Мы с мамой молчим, кресло раскачивается вперед-назад, вперед-назад.
Я еще не знаю, что ждет Лаймониса, но уже начинаю задумываться над элементами повтора, даже буквально о некоем удвоении событий в жизни тех, кто пережил войну. Пристальный взгляд в прошлое вскоре изменит и мое будущее. Но пока я только размышляю над тем, что события повторяются.
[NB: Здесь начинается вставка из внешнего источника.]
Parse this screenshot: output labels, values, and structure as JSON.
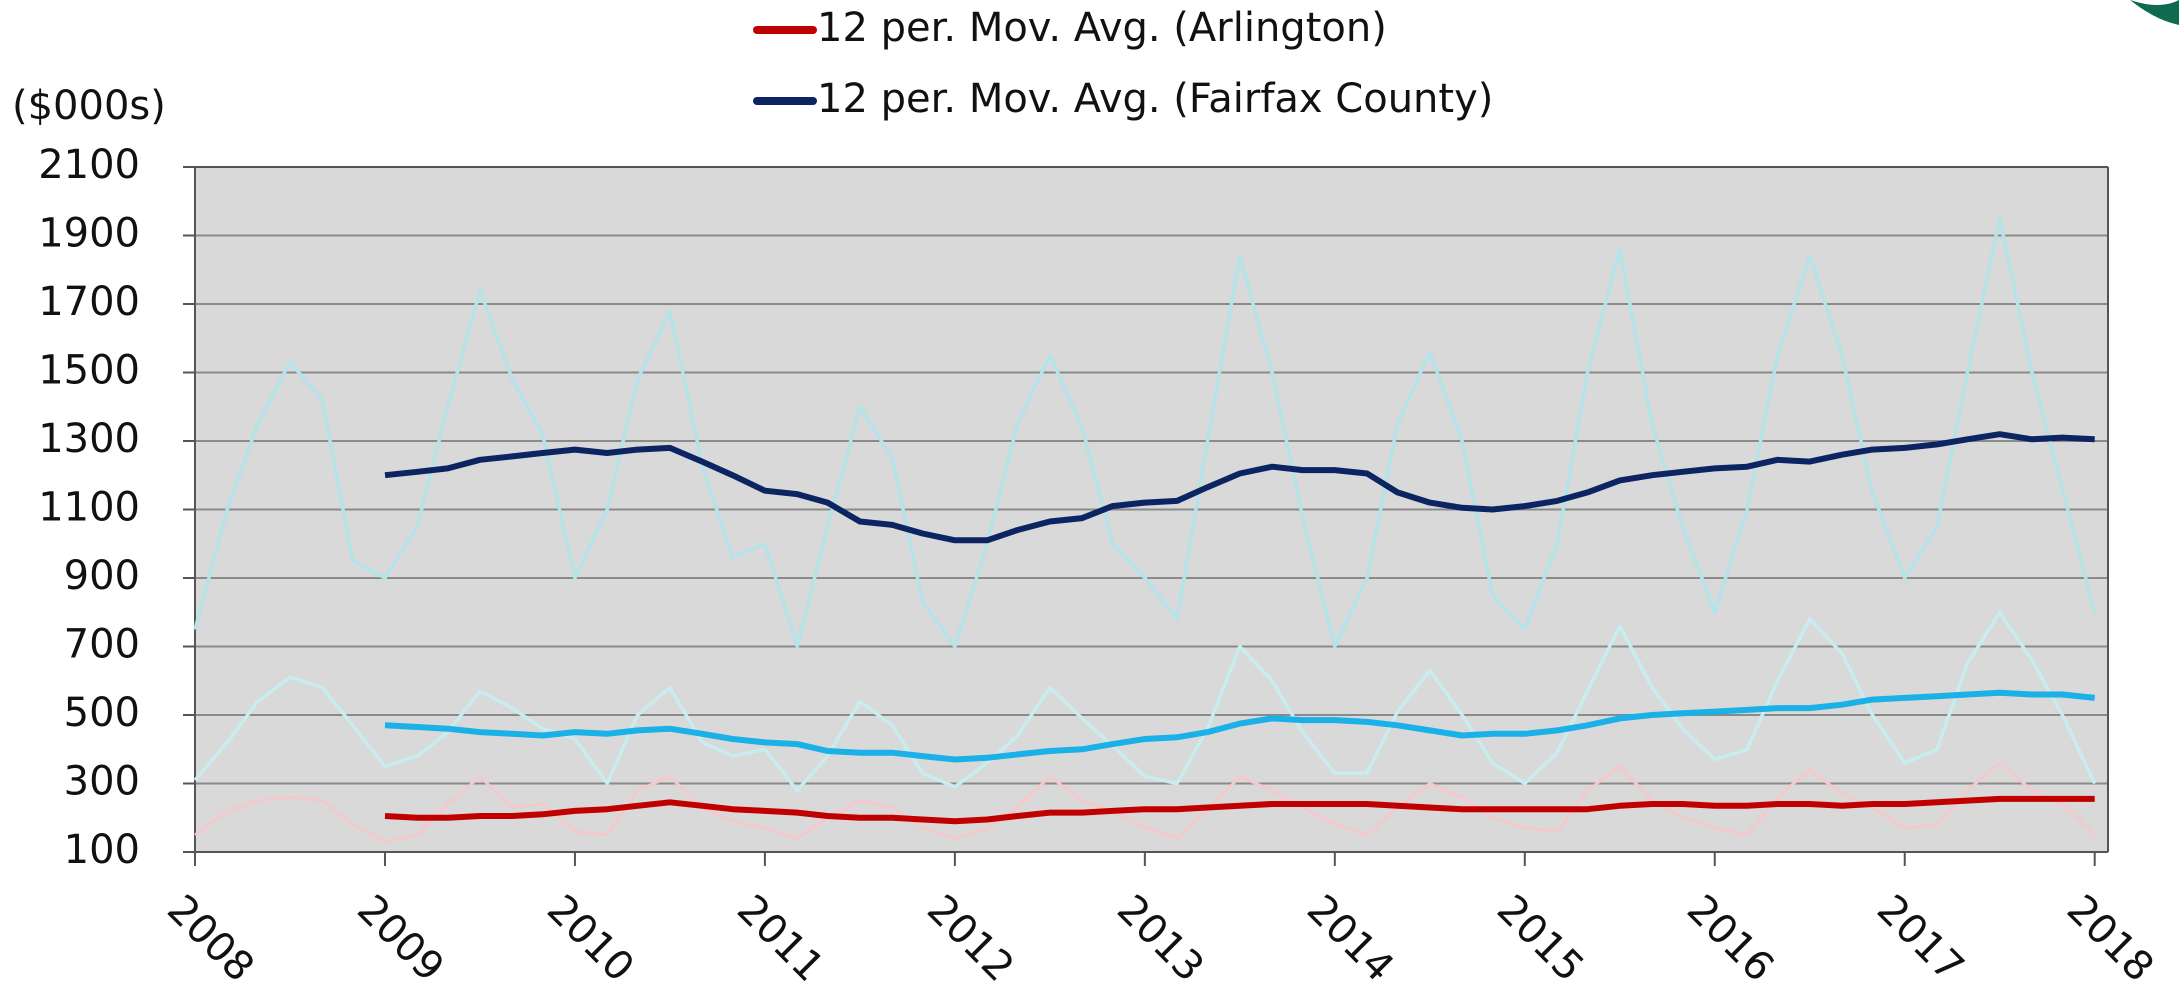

Роман Поланский, переживший Холокост, еще раз пережил кровавую бойню — гангстеры Мэнсона убили его жену Шерон Тейт, которая ждала ребенка. Недавно я читала, что и мать Поланского была в положении, когда погибла в концлагере. Я не могу забыть об этом сходстве. Оно живет пока отдельно в уголке моего сознания; предстоит еще как следует поразмышлять, извлечь из этого урок.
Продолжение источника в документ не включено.